Lauréate en 2017 du prestigieux Turner Prize, l’œuvre de Lubaina Himid questionne l’identité de la diaspora africaine et son invisibilité dans le champ social, politique et artistique. Dans une esthétique séduisante et colorée, où affleure constamment son intérêt pour le théâtre et la mise en scène, l’artiste explore la question de l’esclavage, du colonialisme et de la représentation des africains dans l’histoire de la peinture européenne.
Née en 1954 en Tanzanie, d’un père comorien et d’une mère anglaise, installée en Angleterre depuis l’âge de six ans, Lubaina Himid, artiste, commissaire d’exposition et théoricienne, est une figure du Black Art Mouvement, particulièrement actif dans les années 1980 en Angleterre. Historiquement, le développement du Black Art Mouvement est étroitement lié aux lois anti-immigration établies par Margaret Thatcher, qui ont suscité de nombreuses réponses artistiques et sociales passant par des révoltes populaires dans les banlieues des métropoles anglaises.

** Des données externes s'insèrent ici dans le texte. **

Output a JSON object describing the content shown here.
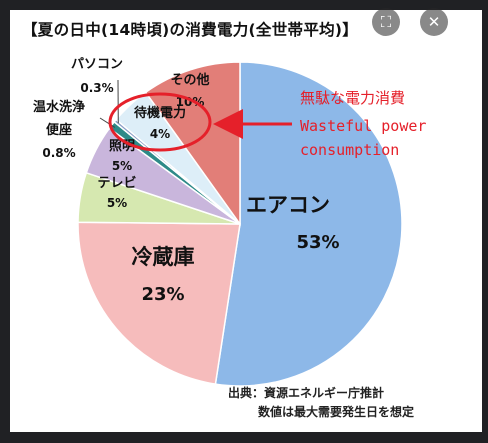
{
  "title": "【夏の日中(14時頃)の消費電力(全世帯平均)】",
  "annotation": {
    "jp": "無駄な電力消費",
    "en_line1": "Wasteful power",
    "en_line2": "consumption"
  },
  "source": {
    "line1": "出典：資源エネルギー庁推計",
    "line2": "数値は最大需要発生日を想定"
  },
  "overlay_icons": [
    "fullscreen-icon",
    "close-icon"
  ],
  "chart_data": {
    "type": "pie",
    "title": "【夏の日中(14時頃)の消費電力(全世帯平均)】",
    "slices": [
      {
        "name": "エアコン",
        "value": 53,
        "label": "53%",
        "color": "#8db8e8"
      },
      {
        "name": "冷蔵庫",
        "value": 23,
        "label": "23%",
        "color": "#f6bcbc"
      },
      {
        "name": "テレビ",
        "value": 5,
        "label": "5%",
        "color": "#d6e8b0"
      },
      {
        "name": "照明",
        "value": 5,
        "label": "5%",
        "color": "#c9b6dc"
      },
      {
        "name": "温水洗浄便座",
        "value": 0.8,
        "label": "0.8%",
        "color": "#2e8a88"
      },
      {
        "name": "パソコン",
        "value": 0.3,
        "label": "0.3%",
        "color": "#8b9fc7"
      },
      {
        "name": "待機電力",
        "value": 4,
        "label": "4%",
        "color": "#ddeef8"
      },
      {
        "name": "その他",
        "value": 10,
        "label": "10%",
        "color": "#e27e78"
      }
    ]
  }
}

À cette époque, Lubaina Himid accompagne et promeut le travail d’artistes telles que Sonia Boyce ou Claudette Johnson et organise des expositions qui feront date comme Five Black Women (1983, Africa Centre, Londres), Unrecorded Truths (1986, Elbow Room, Londres) mais également The Thin Black Line (1985, ICA Londres), qui fera l’objet d’une réédition à la Tate Britain en 2011.
Dans son travail, l’artiste utilise avec virtuosité l’art de la réappropriation de la peinture européenne qu’elle combine avec certains aspects de l’histoire de l’Afrique pour questionner le rôle du pouvoir d’évocation de l’image. Dans l’oeuvre Naming the Money (2004), présentée en partie au Mrac, le visiteur pénètre dans une forêt d’une centaine de figures en contreplaqué peintes représentant les ouvriers, artisans et serviteurs présents dans la peinture occidentale et à qui l’artiste redonne une individualité, une histoire et une dignité. Ce principe de figures peintes dans l’espace, un système très fréquemment utilisé dans les décors de théâtre, permet à Lubaina Himid de sortir la peinture du cadre et d’introduire un rapport physique avec le spectateur de l’ordre de l’empathie. Qu’elle travaille à partir de planches du quotidien anglais The Guardian, ou directement sur de la vaisselle en porcelaine, Himid soumet la peinture aux matériaux de la vie quotidienne afin de mieux créer ce lien entre l’histoire européenne et celle de l’Afrique, et questionne la possibilité d’un partage des cultures.
Dans une de ses œuvres iconiques, A Fashionable Marriage (1986), l’artiste reprend des motifs de la célèbre peinture de William Hogarth, Marriage A-la-Mode (1743), série de six estampes qui documente, à la manière d’un roman graphique, les étapes d’un mariage bourgeois du XVIIe siècle, entre un noble désargenté et une roturière fille de planteurs de tabac. Dans une installation proche de la mise en scène théâtrale, composée de figures en contreplaqué peintes, de dessins et collages, l’artiste réutilise les personnages et motifs de la série de Hogarth auxquels elle mêle des personnages contemporains, tels que Margaret Thatcher et Ronald Reagan, pour livrer une critique à peine voilée de la politique sous le règne de Thatcher.
Son exposition au Mrac, Gifts to Kings, propose un ensemble de pièces dont la plus récente, Le Rodeur, date de 2016, et la plus historique, Freedom and Change, date de 1984. Cette exposition parcourt ainsi plus de trente années du travail de l’artiste et souligne de ce fait l’extrême cohérence de sa pratique. Une pratique qui s’est affirmée et développée bien longtemps dans une forme d’invisibilité, tout au moins dans son rapport au marché de l’art, mais qui bénéficie en Angleterre depuis bien longtemps d’une réelle reconnaissance auprès de ses pairs, grâce notamment à son engagement auprès d’une jeune génération d’artistes et à sa position à l’Université du Lancashire où elle développe un axe de recherche intitulé « Making Histories Visible » [Rendre les Histoires Visibles].
Le titre de son exposition au Mrac, Gifts to Kings, est le titre original de l’installation magistrale Naming The Money. Le cadeau dont il est question dans ce titre se réfère à la fois au contingent d’esclaves africains que le roi d’Espagne a offert au roi de France, mais également au cadeau que représente l’ouverture d’un dialogue avec le public, façon pour l’artiste de revendiquer un débat apaisé sur ces questions.